Люди зашумели. Женщина с младенцем на руках выступила вперед:
— Спасите ребенка, пока не поздно! Вытащите его оттуда! А еще полиция! Им бы только справки наводить, а помочь человеку в беде — не их забота.
Младенец заплакал.
— А вам бы только языком чесать! Заморите ребенка, — огрызнулся полицейский и, обернувшись, накинулся на меня: — А ты что рот разинул? Марш отсюда! Здесь не цирк!
— Я не могу уйти. Это мой брат.
Полицейские попытались было раздвинуть прутья, но они были толстые и крепкие. Несколько человек из толпы вызвались им помочь.
— Ничего не выйдет, — сказал полицейский, отирая со лба пот. — Какого черта поставили такую решетку! Можно подумать, что в этой халупе не тараканы, а золото! Придется послать за слесарем!

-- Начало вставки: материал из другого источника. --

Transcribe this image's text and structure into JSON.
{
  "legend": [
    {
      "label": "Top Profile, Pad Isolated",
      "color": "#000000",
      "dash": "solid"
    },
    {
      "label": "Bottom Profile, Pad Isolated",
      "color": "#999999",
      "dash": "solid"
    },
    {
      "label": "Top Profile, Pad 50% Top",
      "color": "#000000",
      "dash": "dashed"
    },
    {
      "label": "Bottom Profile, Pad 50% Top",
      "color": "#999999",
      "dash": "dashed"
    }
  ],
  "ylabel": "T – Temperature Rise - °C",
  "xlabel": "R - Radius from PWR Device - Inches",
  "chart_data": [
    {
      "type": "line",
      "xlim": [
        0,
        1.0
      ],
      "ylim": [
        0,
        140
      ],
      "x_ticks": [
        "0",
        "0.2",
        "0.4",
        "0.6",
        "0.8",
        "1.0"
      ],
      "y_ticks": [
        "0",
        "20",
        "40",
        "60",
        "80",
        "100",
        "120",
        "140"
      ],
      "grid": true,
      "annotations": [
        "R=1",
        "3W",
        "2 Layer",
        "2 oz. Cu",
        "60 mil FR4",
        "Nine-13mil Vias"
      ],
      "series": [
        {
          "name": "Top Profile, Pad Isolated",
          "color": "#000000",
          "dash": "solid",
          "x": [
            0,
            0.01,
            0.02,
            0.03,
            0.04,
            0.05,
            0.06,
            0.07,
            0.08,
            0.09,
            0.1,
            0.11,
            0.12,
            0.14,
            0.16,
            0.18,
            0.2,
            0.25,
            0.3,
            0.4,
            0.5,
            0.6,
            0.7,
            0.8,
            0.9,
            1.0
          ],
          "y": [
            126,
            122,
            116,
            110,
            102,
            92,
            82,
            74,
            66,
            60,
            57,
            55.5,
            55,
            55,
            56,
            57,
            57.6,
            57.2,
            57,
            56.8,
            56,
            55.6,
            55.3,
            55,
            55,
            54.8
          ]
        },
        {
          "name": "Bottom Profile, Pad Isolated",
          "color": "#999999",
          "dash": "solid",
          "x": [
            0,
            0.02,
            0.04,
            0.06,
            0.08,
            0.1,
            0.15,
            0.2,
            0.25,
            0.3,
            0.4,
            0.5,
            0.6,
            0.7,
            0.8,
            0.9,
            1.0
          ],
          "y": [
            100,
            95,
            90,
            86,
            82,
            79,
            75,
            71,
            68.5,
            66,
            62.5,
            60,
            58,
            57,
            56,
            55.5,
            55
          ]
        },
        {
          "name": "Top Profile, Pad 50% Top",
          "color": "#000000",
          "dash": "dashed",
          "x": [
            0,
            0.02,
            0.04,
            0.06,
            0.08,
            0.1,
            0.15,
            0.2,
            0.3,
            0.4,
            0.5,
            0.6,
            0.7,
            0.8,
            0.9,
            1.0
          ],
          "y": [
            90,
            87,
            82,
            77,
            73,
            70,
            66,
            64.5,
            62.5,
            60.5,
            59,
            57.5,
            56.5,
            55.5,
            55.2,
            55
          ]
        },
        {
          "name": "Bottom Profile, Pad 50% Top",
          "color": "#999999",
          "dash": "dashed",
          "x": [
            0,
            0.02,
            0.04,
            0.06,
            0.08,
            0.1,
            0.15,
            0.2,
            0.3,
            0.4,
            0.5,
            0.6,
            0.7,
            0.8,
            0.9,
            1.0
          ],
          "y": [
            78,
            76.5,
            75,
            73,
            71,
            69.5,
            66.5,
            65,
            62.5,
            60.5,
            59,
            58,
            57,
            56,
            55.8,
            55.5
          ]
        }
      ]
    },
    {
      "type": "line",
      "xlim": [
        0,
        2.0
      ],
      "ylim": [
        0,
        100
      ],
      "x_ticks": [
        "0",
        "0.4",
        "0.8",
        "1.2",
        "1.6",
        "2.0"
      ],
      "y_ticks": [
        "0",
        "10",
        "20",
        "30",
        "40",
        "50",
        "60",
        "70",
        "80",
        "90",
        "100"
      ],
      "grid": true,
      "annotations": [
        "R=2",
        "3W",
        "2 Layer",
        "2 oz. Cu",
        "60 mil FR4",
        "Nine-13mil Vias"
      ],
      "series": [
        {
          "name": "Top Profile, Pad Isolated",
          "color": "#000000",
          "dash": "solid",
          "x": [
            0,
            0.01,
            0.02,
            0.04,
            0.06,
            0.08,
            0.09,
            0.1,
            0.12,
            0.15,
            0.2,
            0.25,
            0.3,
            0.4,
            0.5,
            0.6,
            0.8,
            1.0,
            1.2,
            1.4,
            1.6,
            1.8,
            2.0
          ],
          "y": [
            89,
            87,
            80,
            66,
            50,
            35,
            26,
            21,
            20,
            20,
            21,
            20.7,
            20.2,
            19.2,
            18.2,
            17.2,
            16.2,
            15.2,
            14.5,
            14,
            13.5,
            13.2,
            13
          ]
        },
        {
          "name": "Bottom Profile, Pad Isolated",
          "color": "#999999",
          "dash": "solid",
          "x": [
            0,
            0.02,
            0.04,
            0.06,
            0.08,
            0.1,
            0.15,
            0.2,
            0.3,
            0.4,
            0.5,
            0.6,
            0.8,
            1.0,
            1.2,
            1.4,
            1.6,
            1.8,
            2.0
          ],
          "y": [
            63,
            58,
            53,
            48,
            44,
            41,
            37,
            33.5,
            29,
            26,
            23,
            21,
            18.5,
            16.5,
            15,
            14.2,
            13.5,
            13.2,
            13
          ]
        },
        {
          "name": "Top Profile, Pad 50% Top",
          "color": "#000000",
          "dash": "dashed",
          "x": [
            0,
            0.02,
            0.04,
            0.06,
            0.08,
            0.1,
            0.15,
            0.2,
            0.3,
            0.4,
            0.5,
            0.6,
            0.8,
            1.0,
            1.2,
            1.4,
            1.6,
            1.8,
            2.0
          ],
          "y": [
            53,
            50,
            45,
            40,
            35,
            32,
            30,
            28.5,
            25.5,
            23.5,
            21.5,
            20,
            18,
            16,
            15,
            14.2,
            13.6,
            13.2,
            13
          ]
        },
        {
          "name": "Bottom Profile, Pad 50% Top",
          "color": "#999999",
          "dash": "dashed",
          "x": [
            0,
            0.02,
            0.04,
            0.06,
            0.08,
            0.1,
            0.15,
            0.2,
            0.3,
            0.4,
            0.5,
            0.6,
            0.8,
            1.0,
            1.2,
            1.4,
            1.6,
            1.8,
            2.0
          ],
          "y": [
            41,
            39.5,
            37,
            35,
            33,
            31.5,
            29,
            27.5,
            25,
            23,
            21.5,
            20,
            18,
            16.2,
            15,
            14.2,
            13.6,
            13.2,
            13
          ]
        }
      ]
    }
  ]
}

— Решетка не с неба свалилась! — взволнованно крикнул газда Коробош. — За нее деньги плачены!
— Подумаешь! — сказала женщина с ребенком. — Не обеднеете из-за пары прутьев.
— Помолчите, госпожа Панич! — цыкнул на нее газда Коробош. — Вы мне должны сто двадцать динаров. Будете много разговаривать, перестану хлеб в долг давать!
— Экое вы нам делаете одолжение! — не унималась женщина. — Каждый раз присчитываете двадцать — тридцать динаров. И не только нам. Всех обираете. Грабите бедняков.
— Какая наглость! — крикнул кто-то из толпы. — Возвращай им деньги!
— Прекратите шум! — рыкнул полицейский. — А ты беги домой и приведи взрослых. Эй вы, бездельники, расходись! Расходись, расходись!
— Не дам пилить, пока не заплатите! — крикнул газда Коробош мне вдогонку. — Дейьги на бочку — и решетка ваша!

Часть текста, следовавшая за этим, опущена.